Des bras qui l'entourèrent, le redressèrent, des dont les veines prirent aussitôt une teinte des plus sombres. Stiles se sentit défaillir, complètement vaseux. Où était passée cette énergie qui lui avait permis de fuir ? Il avait l'air de ne plus l'avoir… Et sa tête rencontra mollement une épaule. L'étreinte sur lui se raffermit.
- Bordel… Bordel, Stiles…
Ces mots n'étaient que des chuchotements. Des chuchotements empreints d'une espèce de soulagement qui manqua de réveiller la conscience de Stiles – sa partie émotionnelle notamment. Et cette voix si basse, il finit par la reconnaître. Leva un regard à moitié vide en direction de Derek qui, en constatant une réaction de sa part, se mordit la lèvre et resserra son étreinte sur lui. Glissa l'une de ses mains dans ses cheveux sales. Poisseux. Stiles laissa sa joue reposer contre le torse du loup. Ce semblant de force qui l'avait animé était doucement en train de le quitter, alors même que… Alors même qu'il était là, Derek. Quelqu'un de la meute était venu… Le cherché. Et l'avait trouvé.
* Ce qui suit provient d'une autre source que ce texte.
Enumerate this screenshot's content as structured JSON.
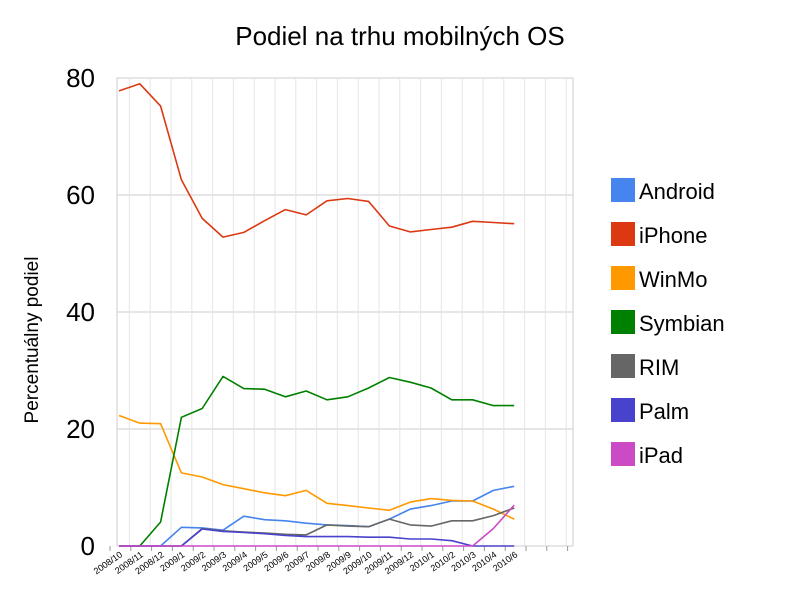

Stiles devrait se réjouir de ce fait et se sentir on ne peut plus soulagé.
Mais son cœur ne se réchauffa pas, pour la bonne raison qu'il ne ressentait rien. Il était juste en mode « survie » – et il n'avait aucune idée du temps que celui-ci durerait. Rien n'était clair dans sa tête. Il savait juste qu'il devait au moins essayer de fuir… Et sauter de cette falaise. Se laisser tomber dans le vide. L'on ne parlait pas ici d'une pulsion suicidaire, mais d'un instinct.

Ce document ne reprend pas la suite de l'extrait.